By Christine Byers
St. Louis Post-Dispatch
HILLSBORO, Mo.— A Jefferson County jury convicted former police officer Robert Brooks on Thursday of second-degree murder in the shooting death of his girlfriend, Amanda Cates, who also was a police officer.
After further deliberations, the jury then recommended a sentence of life in prison for the murder and 75 years in prison for a second charge of armed criminal action. A judge will decide later whether to accept that recommendation.
Cates, who was a Normandy police officer, was found in a pool of blood in the early morning of Aug. 29, 2006. She was shot in the right cheek, and the bullet severed a main artery.
Cates, 26, was found on the bathroom floor in the home she shared with Brooks and his 14-year-old daughter, Chelsea, in Crystal City.
Brooks, 38, a former Calverton Park police officer, showed little emotion when the guilty verdict was returned late Thursday afternoon after the jury had deliberated for three hours.
Several members of his family ran out of the courtroom crying, while Cates’ family wept quietly and embraced.
Brooks’ family declined to comment, and Cates’ family appointed her former police chief to speak for them.

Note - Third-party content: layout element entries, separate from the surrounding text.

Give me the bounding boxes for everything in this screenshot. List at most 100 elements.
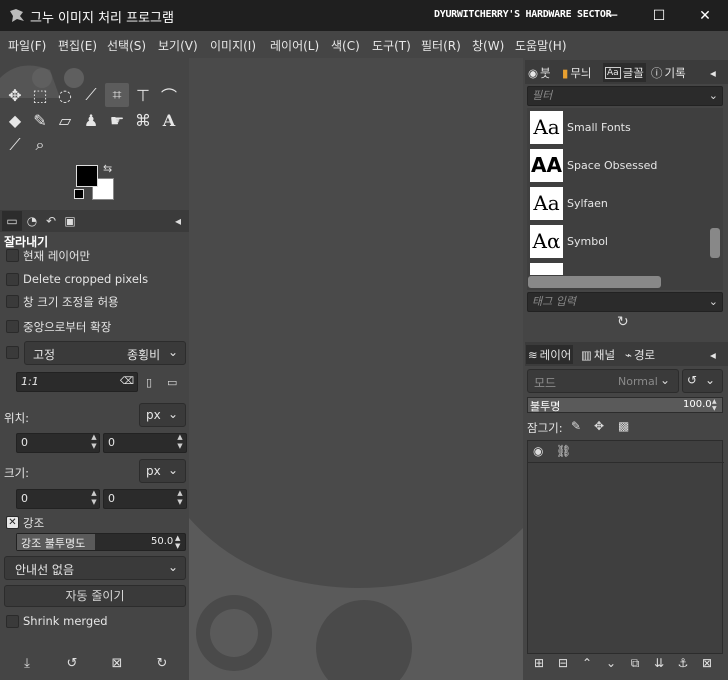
warp-transform-tool-icon[interactable]: ⌒ [157, 83, 181, 107]
zoom-tool-icon[interactable]: ⌕ [28, 133, 52, 157]
device-status-tab-icon[interactable]: ◔ [22, 211, 42, 231]
tab-history[interactable]: ⓘ 기록 [649, 63, 688, 82]
menu-tools[interactable]: 도구(T) [372, 37, 411, 54]
tab-brushes[interactable]: ◉ 붓 [526, 63, 553, 82]
rect-select-tool-icon[interactable]: ⬚ [28, 83, 52, 107]
ratio-input[interactable]: 1:1 ⌫ [16, 372, 138, 392]
portrait-icon[interactable]: ▯ [146, 376, 152, 389]
position-unit-dropdown[interactable]: px ⌄ [139, 403, 186, 427]
layers-list[interactable]: ◉ ⛓ [527, 440, 724, 654]
menu-colors[interactable]: 색(C) [331, 37, 360, 54]
opacity-slider[interactable]: 불투명 100.0 ▲ ▼ [527, 397, 723, 413]
crop-tool-icon[interactable]: ⌗ [105, 83, 129, 107]
size-h-spinner-icon[interactable]: ▲ ▼ [174, 489, 186, 509]
list-item[interactable]: Aa Sylfaen [530, 187, 710, 223]
delete-cropped-checkbox[interactable] [6, 273, 19, 286]
lock-label: 잠그기: [527, 421, 563, 435]
foreground-color-swatch[interactable] [76, 165, 98, 187]
delete-layer-icon[interactable]: ⊠ [698, 656, 716, 674]
restore-preset-icon[interactable]: ↺ [62, 656, 82, 674]
text-tool-icon[interactable]: A [157, 108, 181, 132]
save-preset-icon[interactable]: ⤓ [17, 656, 37, 674]
duplicate-layer-icon[interactable]: ⧉ [626, 656, 644, 674]
menu-filters[interactable]: 필터(R) [421, 37, 461, 54]
reset-icon[interactable]: ↻ [152, 656, 172, 674]
position-x-spinner-icon[interactable]: ▲ ▼ [88, 433, 100, 453]
expand-center-checkbox[interactable] [6, 320, 19, 333]
new-layer-icon[interactable]: ⊞ [530, 656, 548, 674]
menu-windows[interactable]: 창(W) [472, 37, 504, 54]
paths-tool-icon[interactable]: ⌘ [131, 108, 155, 132]
tab-layers[interactable]: ≋ 레이어 [526, 345, 574, 364]
list-item[interactable]: AA Space Obsessed [530, 149, 710, 185]
lower-layer-icon[interactable]: ⌄ [602, 656, 620, 674]
move-tool-icon[interactable]: ✥ [3, 83, 27, 107]
maximize-button[interactable]: ☐ [636, 0, 682, 31]
smudge-tool-icon[interactable]: ☛ [105, 108, 129, 132]
menu-file[interactable]: 파일(F) [8, 37, 46, 54]
undo-history-tab-icon[interactable]: ↶ [41, 211, 61, 231]
fuzzy-select-tool-icon[interactable]: ⟋ [79, 83, 103, 107]
menu-edit[interactable]: 편집(E) [58, 37, 97, 54]
landscape-icon[interactable]: ▭ [167, 376, 177, 389]
tag-input[interactable]: 태그 입력 ⌄ [527, 292, 723, 312]
color-picker-tool-icon[interactable]: ⟋ [3, 133, 27, 157]
highlight-opacity-slider[interactable]: 강조 불투명도 50.0 ▲ ▼ [16, 533, 186, 551]
size-w-spinner-icon[interactable]: ▲ ▼ [88, 489, 100, 509]
menu-view[interactable]: 보기(V) [158, 37, 198, 54]
unified-transform-tool-icon[interactable]: ⊤ [131, 83, 155, 107]
clear-icon[interactable]: ⌫ [120, 373, 134, 391]
mode-dropdown[interactable]: 모드 Normal ⌄ [527, 369, 679, 393]
font-list-hscrollbar[interactable] [528, 276, 661, 288]
eraser-tool-icon[interactable]: ▱ [53, 108, 77, 132]
anchor-layer-icon[interactable]: ⚓ [674, 656, 692, 674]
menu-image[interactable]: 이미지(I) [210, 37, 256, 54]
reset-colors-icon[interactable] [74, 189, 84, 199]
position-y-spinner-icon[interactable]: ▲ ▼ [174, 433, 186, 453]
tab-channels[interactable]: ▥ 채널 [579, 345, 617, 364]
close-button[interactable]: ✕ [682, 0, 728, 31]
panel-menu-icon[interactable]: ◂ [708, 63, 718, 82]
minimize-button[interactable]: ─ [590, 0, 636, 31]
new-layer-group-icon[interactable]: ⊟ [554, 656, 572, 674]
bucket-fill-tool-icon[interactable]: ◆ [3, 108, 27, 132]
tab-paths[interactable]: ⌁ 경로 [623, 345, 657, 364]
fixed-dropdown[interactable]: 고정 종횡비 ⌄ [24, 341, 186, 365]
spinner-icon[interactable]: ▲ ▼ [712, 398, 717, 412]
tool-options-tab-icon[interactable]: ▭ [2, 211, 22, 231]
guides-dropdown[interactable]: 안내선 없음 ⌄ [4, 556, 186, 580]
menu-select[interactable]: 선택(S) [107, 37, 146, 54]
menu-layer[interactable]: 레이어(L) [270, 37, 319, 54]
highlight-checkbox[interactable]: ✕ [6, 516, 19, 529]
merge-down-icon[interactable]: ⇊ [650, 656, 668, 674]
auto-shrink-button[interactable]: 자동 줄이기 [4, 585, 186, 607]
size-unit-dropdown[interactable]: px ⌄ [139, 459, 186, 483]
swap-colors-icon[interactable]: ⇆ [103, 162, 112, 175]
raise-layer-icon[interactable]: ⌃ [578, 656, 596, 674]
paintbrush-tool-icon[interactable]: ✎ [28, 108, 52, 132]
images-tab-icon[interactable]: ▣ [60, 211, 80, 231]
list-item[interactable]: Aα Symbol [530, 225, 710, 261]
lock-pixels-icon[interactable]: ✎ [571, 419, 581, 433]
font-filter-input[interactable]: 필터 ⌄ [527, 86, 723, 106]
lock-position-icon[interactable]: ✥ [594, 419, 604, 433]
refresh-fonts-icon[interactable]: ↻ [617, 314, 629, 330]
shrink-merged-checkbox[interactable] [6, 615, 19, 628]
delete-preset-icon[interactable]: ⊠ [107, 656, 127, 674]
clone-tool-icon[interactable]: ♟ [79, 108, 103, 132]
lasso-tool-icon[interactable]: ◌ [53, 83, 77, 107]
composite-mode-dropdown[interactable]: ↺ ⌄ [682, 369, 723, 393]
panel-menu-icon[interactable]: ◂ [168, 211, 188, 231]
lock-alpha-icon[interactable]: ▩ [618, 419, 629, 433]
spinner-icon[interactable]: ▲ ▼ [175, 534, 180, 550]
current-layer-only-checkbox[interactable] [6, 249, 19, 262]
list-item[interactable]: Aa Small Fonts [530, 111, 710, 147]
allow-growing-checkbox[interactable] [6, 295, 19, 308]
panel-menu-icon[interactable]: ◂ [708, 345, 718, 364]
tab-patterns[interactable]: ▮ 무늬 [560, 63, 594, 82]
fixed-checkbox[interactable] [6, 346, 19, 359]
menu-help[interactable]: 도움말(H) [515, 37, 567, 54]
font-list-scrollbar[interactable] [710, 228, 720, 258]
image-canvas[interactable] [189, 58, 523, 680]
tab-fonts[interactable]: Aa 글꼴 [603, 63, 646, 82]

“It’s difficult for the family to find any peace, because the peace they had was in the daughter they lost,” said Normandy Police Chief Douglas Lebert. “The only thing they have now is justice, and justice was served.”
The trial in Jefferson County Circuit Court lasted four days.
In his own tearful testimony, Brooks told the jury that Cates was the one who pointed a gun at him and that as he attempted to disarm her, the gun fired accidentally.
On the night of the shooting, he told a 911 dispatcher that he accidentally shot Cates because he thought she was an intruder.
When his lawyer, Brad Kessler, asked Brooks why he had lied, Brooks responded, “I was too embarrassed and ashamed.”
Jefferson County assistant prosecutor Steve Jerrell said Cates had her hands raised and her face turned to the right in a defensive position at the time she was shot. Several witnesses said Brooks admitted on the night of the killing to firing the weapon.
But in his testimony Wednesday, he said he did not know whose finger was on the trigger.
Inconsistencies in Brooks’ testimony, along with a written statement given by his daughter, led the jury to its decision, said Eric Bibbes, the jury foreman.
“There was a preponderance of evidence, and there was no way he could explain away all of the evidence against him,” Bibbes said. “It was an uphill battle for him. He hung himself on his own words.”
What kept the jury from convicting Brooks of first-degree murder was jurors’ inability to decide his mind-set at the time of the killing, Bibbes said. “We couldn’t say he thought before he did it,” Bibbes said.
Before the jury gave its recommendation on a sentence, four of Brooks’ family members spoke on his behalf. Each called him a good person.
Carolyn Cates spoke to the jury on behalf of her daughter, Amanda. Brooks cried during her testimony.
“My sorrow for Mr. Brooks is that he chose not to value my daughter’s life,” Carolyn Cates said. “But he knows the truth, and he will have to live with that for the rest of his life, and even for him that can’t be easy.”
Brooks will be sentenced on Oct. 12.